This paper proposes adding memory compression to GPGPU memory architecture for improving performance with reduced bandwidth consumption. Although many previous publications focus on saving storage and providing larger effective memory, this paper explores another aspect of memory compression: Saving memory bandwidth for memory-bound GPGPU workloads. The paper points out that GPU workloads often have better compressibility than CPU workloads for two reasons. First, GPGPUs are designed to process input data in a massively parallel manner, with the same “kernel”. The input data, therefore, is usually arrays of integers or floating point numbers of the same type, which can be easily compressed. In addition, real-world workloads observe high degrees of locality, further enabling highly efficient compression. Second, GPGPU architectures execute a kernel in SIMT manner, spawning multiple hardware threads sharing the same set of control signals and SIMD data path. Multiple memory access requests may be generated per memory operation in the kernel, since all threads in the SIMT architecture execute the same instruction. As a result, GPGPU designers tend to use larger block sizes to amortize the cost of block fetching with high access locality of the threads. For example, the simulated platform of this paper uses an architecture with 32 threads per warp. Assuming 4-byte access granularity per thread, and highly regular access pattern (e.g. all threads’ accesses are in a consecutive chunk of memory), the memory controller will need to fetch a 128-byte block to satisfy all memory operations within one DRAM access. Larger blocks, as pointed out by previous papers also, are more prone to yield higher compressibility, which is ideal for memory compression.
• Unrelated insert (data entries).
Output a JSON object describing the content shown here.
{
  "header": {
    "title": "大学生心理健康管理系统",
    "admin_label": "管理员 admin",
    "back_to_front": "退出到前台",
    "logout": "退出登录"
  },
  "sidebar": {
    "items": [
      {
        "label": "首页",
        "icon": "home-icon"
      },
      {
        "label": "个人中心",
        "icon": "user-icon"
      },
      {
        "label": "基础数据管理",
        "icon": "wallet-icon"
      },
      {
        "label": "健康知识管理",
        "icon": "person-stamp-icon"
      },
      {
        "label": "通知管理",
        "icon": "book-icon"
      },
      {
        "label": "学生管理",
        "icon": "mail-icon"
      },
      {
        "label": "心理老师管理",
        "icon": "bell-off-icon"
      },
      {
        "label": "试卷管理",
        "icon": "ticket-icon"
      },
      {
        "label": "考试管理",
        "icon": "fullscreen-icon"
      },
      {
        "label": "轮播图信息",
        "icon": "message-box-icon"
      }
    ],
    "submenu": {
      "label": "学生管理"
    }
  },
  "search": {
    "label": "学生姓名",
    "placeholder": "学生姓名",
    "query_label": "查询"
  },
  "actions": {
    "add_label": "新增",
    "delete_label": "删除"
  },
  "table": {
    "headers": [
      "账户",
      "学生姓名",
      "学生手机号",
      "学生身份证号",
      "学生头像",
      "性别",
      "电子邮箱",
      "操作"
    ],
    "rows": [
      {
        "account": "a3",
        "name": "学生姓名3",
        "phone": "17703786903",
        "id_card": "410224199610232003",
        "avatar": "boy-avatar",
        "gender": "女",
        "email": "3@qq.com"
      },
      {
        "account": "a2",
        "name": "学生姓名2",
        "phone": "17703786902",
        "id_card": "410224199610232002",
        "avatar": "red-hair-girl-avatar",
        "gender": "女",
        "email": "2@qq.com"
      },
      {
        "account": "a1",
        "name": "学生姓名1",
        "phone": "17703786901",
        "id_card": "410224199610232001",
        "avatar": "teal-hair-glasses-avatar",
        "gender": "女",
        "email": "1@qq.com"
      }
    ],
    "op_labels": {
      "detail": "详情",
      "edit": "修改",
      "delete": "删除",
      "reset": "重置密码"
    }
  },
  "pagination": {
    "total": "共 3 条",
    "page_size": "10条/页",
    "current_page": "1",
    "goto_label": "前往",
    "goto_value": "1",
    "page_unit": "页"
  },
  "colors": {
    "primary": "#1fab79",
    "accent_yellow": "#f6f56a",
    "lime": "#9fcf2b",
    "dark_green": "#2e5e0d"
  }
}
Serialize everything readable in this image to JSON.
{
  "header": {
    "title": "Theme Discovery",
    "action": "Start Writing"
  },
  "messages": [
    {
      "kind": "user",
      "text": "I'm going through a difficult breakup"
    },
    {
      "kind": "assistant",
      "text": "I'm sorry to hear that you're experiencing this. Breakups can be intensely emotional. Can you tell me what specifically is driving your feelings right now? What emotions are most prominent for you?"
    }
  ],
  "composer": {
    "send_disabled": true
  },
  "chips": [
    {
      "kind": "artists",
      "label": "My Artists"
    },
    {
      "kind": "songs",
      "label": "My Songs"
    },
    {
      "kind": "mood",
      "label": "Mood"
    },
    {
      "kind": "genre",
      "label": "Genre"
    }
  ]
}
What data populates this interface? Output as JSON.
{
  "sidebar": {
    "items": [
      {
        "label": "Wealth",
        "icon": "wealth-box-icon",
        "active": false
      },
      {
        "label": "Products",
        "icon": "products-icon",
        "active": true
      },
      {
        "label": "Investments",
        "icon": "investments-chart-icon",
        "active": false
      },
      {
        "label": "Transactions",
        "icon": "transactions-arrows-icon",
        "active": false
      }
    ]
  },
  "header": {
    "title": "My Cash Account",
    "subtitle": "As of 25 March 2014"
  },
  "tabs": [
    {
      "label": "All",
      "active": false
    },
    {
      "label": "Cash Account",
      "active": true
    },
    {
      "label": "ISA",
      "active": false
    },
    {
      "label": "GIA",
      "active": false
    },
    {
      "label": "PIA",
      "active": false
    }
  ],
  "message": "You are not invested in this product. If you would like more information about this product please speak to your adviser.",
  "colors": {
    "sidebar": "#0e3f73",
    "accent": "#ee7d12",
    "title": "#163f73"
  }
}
This paper assumes a basic GPGPU workflow as follows. First, before a kernel can be invoked on a GPU, the CPU should first prepare the data structures needed for the computation in the main memory. After that, data is transferred to the GPU by calling CUDA routines with the size of the structure. The GPU will use its DMA controller to move data from the main memory to its own memory (GDDR as suggested in the paper). After computation, the GPU moves the results back to the CPU using DMA. The GPGPU has four distinct address spaces: Global, texture, constant, and local. The global address space acts similar to the main memory such that all GPGPU threads can access it. Texture and constant address spaces are optimized for special purposes such as textures and constant values. The local address space is only addressable to a subset of cores, and is used for register spilling and local computation. The paper’s proposed optimization only applies to global and texture address space. The GPGPU memory is assumed to be GDDR3, with a data bus width of 4 bytes, and a burst length of four, meaning 16 bytes of data can be transferred per burst. Note that since the burst length of GDDR3 is fixed, at least 16 bytes of data are read from the memory for each memory access, which is also used as the basic unit of transmitting compressed cache lines, as we will see below. Several memory controllers may be present on the GPGPU device, each responsible for a partition of the addressable memory. Each memory controller implements an instance of compression and decompression hardware. Multiple instances per controller provides very little improvement as compression and decompression is not the bottleneck. The compression and decompression algorithms are not specified, though.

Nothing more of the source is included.